Figuring out a statistically reliable baseline for out of order processors.

Started by nixeagle, May 01, 2012, 02:02:34 AM

Previous topic - Next topic

dedndave

i would do it as a proc
the speed isn't important - so go for smaller size
if you expand a macro everytime, the code will be larger

nixeagle

Quote from: dedndave on May 06, 2012, 05:11:53 PM
i would do it as a proc
the speed isn't important - so go for smaller size
if you expand a macro everytime, the code will be larger

Alright, then I'll have to figure out how invoke works :red.
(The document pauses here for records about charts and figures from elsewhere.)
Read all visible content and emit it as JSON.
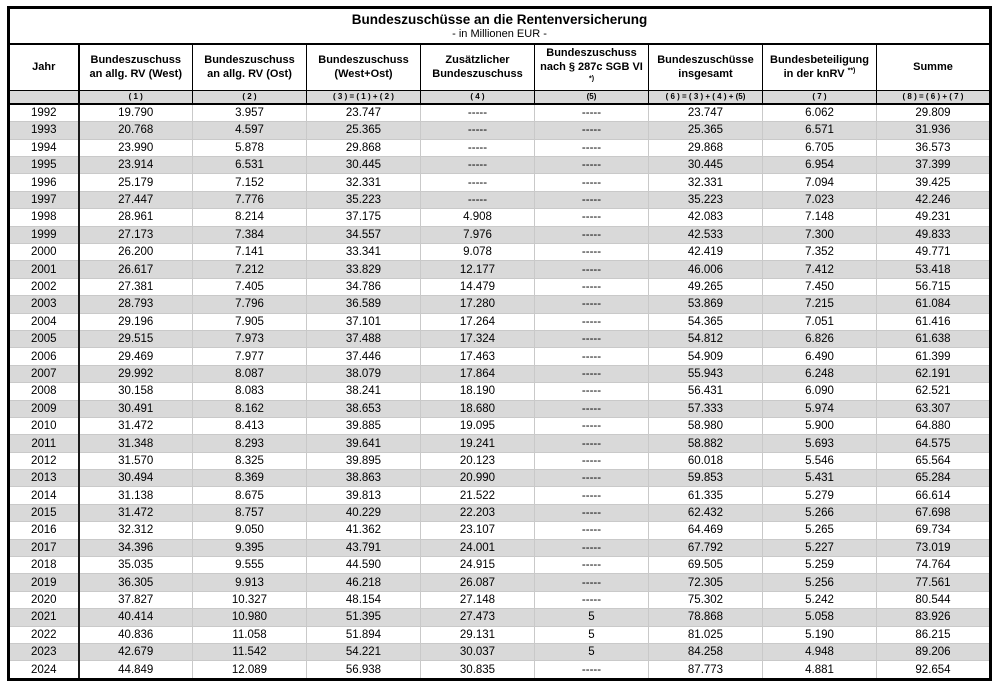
{
  "title": "Bundeszuschüsse an die Rentenversicherung",
  "subtitle": "- in Millionen EUR -",
  "colors": {
    "stripe_gray": "#d9d9d9",
    "border_dark": "#000000",
    "grid_light": "#c9c9c9",
    "text": "#000000"
  },
  "columns": [
    {
      "id": "jahr",
      "line1": "Jahr",
      "line2": "",
      "sup": "",
      "formula": ""
    },
    {
      "id": "bundeszuschuss-west",
      "line1": "Bundeszuschuss",
      "line2": "an allg. RV (West)",
      "sup": "",
      "formula": "( 1 )"
    },
    {
      "id": "bundeszuschuss-ost",
      "line1": "Bundeszuschuss",
      "line2": "an allg. RV (Ost)",
      "sup": "",
      "formula": "( 2 )"
    },
    {
      "id": "bundeszuschuss-west-ost",
      "line1": "Bundeszuschuss",
      "line2": "(West+Ost)",
      "sup": "",
      "formula": "( 3 ) = ( 1 ) + ( 2 )"
    },
    {
      "id": "zusaetzlicher-bundeszuschuss",
      "line1": "Zusätzlicher",
      "line2": "Bundeszuschuss",
      "sup": "",
      "formula": "( 4 )"
    },
    {
      "id": "bundeszuschuss-287c-sgb-vi",
      "line1": "Bundeszuschuss",
      "line2": "nach § 287c SGB VI",
      "sup": "*)",
      "formula": "(5)"
    },
    {
      "id": "bundeszuschuesse-insgesamt",
      "line1": "Bundeszuschüsse",
      "line2": "insgesamt",
      "sup": "",
      "formula": "( 6 ) = ( 3 ) + ( 4 ) + (5)"
    },
    {
      "id": "bundesbeteiligung-knrv",
      "line1": "Bundesbeteiligung",
      "line2": "in der knRV",
      "sup": "**)",
      "formula": "( 7 )"
    },
    {
      "id": "summe",
      "line1": "Summe",
      "line2": "",
      "sup": "",
      "formula": "( 8 ) = ( 6 ) + ( 7 )"
    }
  ],
  "rows": [
    [
      "1992",
      "19.790",
      "3.957",
      "23.747",
      "-----",
      "-----",
      "23.747",
      "6.062",
      "29.809"
    ],
    [
      "1993",
      "20.768",
      "4.597",
      "25.365",
      "-----",
      "-----",
      "25.365",
      "6.571",
      "31.936"
    ],
    [
      "1994",
      "23.990",
      "5.878",
      "29.868",
      "-----",
      "-----",
      "29.868",
      "6.705",
      "36.573"
    ],
    [
      "1995",
      "23.914",
      "6.531",
      "30.445",
      "-----",
      "-----",
      "30.445",
      "6.954",
      "37.399"
    ],
    [
      "1996",
      "25.179",
      "7.152",
      "32.331",
      "-----",
      "-----",
      "32.331",
      "7.094",
      "39.425"
    ],
    [
      "1997",
      "27.447",
      "7.776",
      "35.223",
      "-----",
      "-----",
      "35.223",
      "7.023",
      "42.246"
    ],
    [
      "1998",
      "28.961",
      "8.214",
      "37.175",
      "4.908",
      "-----",
      "42.083",
      "7.148",
      "49.231"
    ],
    [
      "1999",
      "27.173",
      "7.384",
      "34.557",
      "7.976",
      "-----",
      "42.533",
      "7.300",
      "49.833"
    ],
    [
      "2000",
      "26.200",
      "7.141",
      "33.341",
      "9.078",
      "-----",
      "42.419",
      "7.352",
      "49.771"
    ],
    [
      "2001",
      "26.617",
      "7.212",
      "33.829",
      "12.177",
      "-----",
      "46.006",
      "7.412",
      "53.418"
    ],
    [
      "2002",
      "27.381",
      "7.405",
      "34.786",
      "14.479",
      "-----",
      "49.265",
      "7.450",
      "56.715"
    ],
    [
      "2003",
      "28.793",
      "7.796",
      "36.589",
      "17.280",
      "-----",
      "53.869",
      "7.215",
      "61.084"
    ],
    [
      "2004",
      "29.196",
      "7.905",
      "37.101",
      "17.264",
      "-----",
      "54.365",
      "7.051",
      "61.416"
    ],
    [
      "2005",
      "29.515",
      "7.973",
      "37.488",
      "17.324",
      "-----",
      "54.812",
      "6.826",
      "61.638"
    ],
    [
      "2006",
      "29.469",
      "7.977",
      "37.446",
      "17.463",
      "-----",
      "54.909",
      "6.490",
      "61.399"
    ],
    [
      "2007",
      "29.992",
      "8.087",
      "38.079",
      "17.864",
      "-----",
      "55.943",
      "6.248",
      "62.191"
    ],
    [
      "2008",
      "30.158",
      "8.083",
      "38.241",
      "18.190",
      "-----",
      "56.431",
      "6.090",
      "62.521"
    ],
    [
      "2009",
      "30.491",
      "8.162",
      "38.653",
      "18.680",
      "-----",
      "57.333",
      "5.974",
      "63.307"
    ],
    [
      "2010",
      "31.472",
      "8.413",
      "39.885",
      "19.095",
      "-----",
      "58.980",
      "5.900",
      "64.880"
    ],
    [
      "2011",
      "31.348",
      "8.293",
      "39.641",
      "19.241",
      "-----",
      "58.882",
      "5.693",
      "64.575"
    ],
    [
      "2012",
      "31.570",
      "8.325",
      "39.895",
      "20.123",
      "-----",
      "60.018",
      "5.546",
      "65.564"
    ],
    [
      "2013",
      "30.494",
      "8.369",
      "38.863",
      "20.990",
      "-----",
      "59.853",
      "5.431",
      "65.284"
    ],
    [
      "2014",
      "31.138",
      "8.675",
      "39.813",
      "21.522",
      "-----",
      "61.335",
      "5.279",
      "66.614"
    ],
    [
      "2015",
      "31.472",
      "8.757",
      "40.229",
      "22.203",
      "-----",
      "62.432",
      "5.266",
      "67.698"
    ],
    [
      "2016",
      "32.312",
      "9.050",
      "41.362",
      "23.107",
      "-----",
      "64.469",
      "5.265",
      "69.734"
    ],
    [
      "2017",
      "34.396",
      "9.395",
      "43.791",
      "24.001",
      "-----",
      "67.792",
      "5.227",
      "73.019"
    ],
    [
      "2018",
      "35.035",
      "9.555",
      "44.590",
      "24.915",
      "-----",
      "69.505",
      "5.259",
      "74.764"
    ],
    [
      "2019",
      "36.305",
      "9.913",
      "46.218",
      "26.087",
      "-----",
      "72.305",
      "5.256",
      "77.561"
    ],
    [
      "2020",
      "37.827",
      "10.327",
      "48.154",
      "27.148",
      "-----",
      "75.302",
      "5.242",
      "80.544"
    ],
    [
      "2021",
      "40.414",
      "10.980",
      "51.395",
      "27.473",
      "5",
      "78.868",
      "5.058",
      "83.926"
    ],
    [
      "2022",
      "40.836",
      "11.058",
      "51.894",
      "29.131",
      "5",
      "81.025",
      "5.190",
      "86.215"
    ],
    [
      "2023",
      "42.679",
      "11.542",
      "54.221",
      "30.037",
      "5",
      "84.258",
      "4.948",
      "89.206"
    ],
    [
      "2024",
      "44.849",
      "12.089",
      "56.938",
      "30.835",
      "-----",
      "87.773",
      "4.881",
      "92.654"
    ]
  ]
}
P.S. dedndave, did you test out the latest version of this? It ought to be fairly fast and I'm really concerned with ensuring stability of the test results on your jittery processor. You don't have to paste the results, I'd just appreciate knowing if the outputs for the 8 full sample runs are stable and have a low variance/range.

dedndave

;prototypes should be near the beginning of the source file

RunTest PROTO   :LPVOID,:LPSTR

;
;
;

RunTest PROC    lpfnFunction:LPVOID,lpszString:LPSTR

        print   chr$(20,13,10)
        print   lpszString
        mov     eax,lpfnFunction
        mov     [gu_testfunction],eax
        call    run_driver
        print   chr$(20,13,10)
        ret

RunTest ENDP

dedndave

prescott w/htt - XP MCE2005 SP3
{555, 555, 555, 555, 555, 555, 555, 555, 555, 555, 555, 555, 555, 555, 555, 555,
555, 555, 555, 555, 555, 555, 555, 555, 555, }

Min:      555 ticks
Max:      555 ticks
Range:    0 ticks
Mean:     555 ticks
Variance: 0 ticks^2
Batch Size: 8
Call Count: 1491 calls


nixeagle

Quote from: dedndave on May 06, 2012, 05:28:01 PM
;prototypes should be near the beginning of the source file

RunTest PROTO   :LPVOID,:LPSTR

;
;
;

RunTest PROC    lpfnFunction:LPVOID,lpszString:LPSTR

        print   chr$(20,13,10)
        print   lpszString
        mov     eax,lpfnFunction
        mov     [gu_testfunction],eax
        call    run_driver
        print   chr$(20,13,10)
        ret

RunTest ENDP

Cool code! Learned about chr$. So I can now change it to chr$(13,10) :U. However the invoke stuff still confuses me :(. With the code you gave, attempted to invoke it with:

invoke RunTest,testit_baseline,"Running testit_baseline."

but got these two errors:

timeit.asm(519) : error A2084: constant value too large
timeit.asm(519) : error A2114: INVOKE argument type mismatch : argument : 2


Does this mean I have to do something fancy to pass a constant string?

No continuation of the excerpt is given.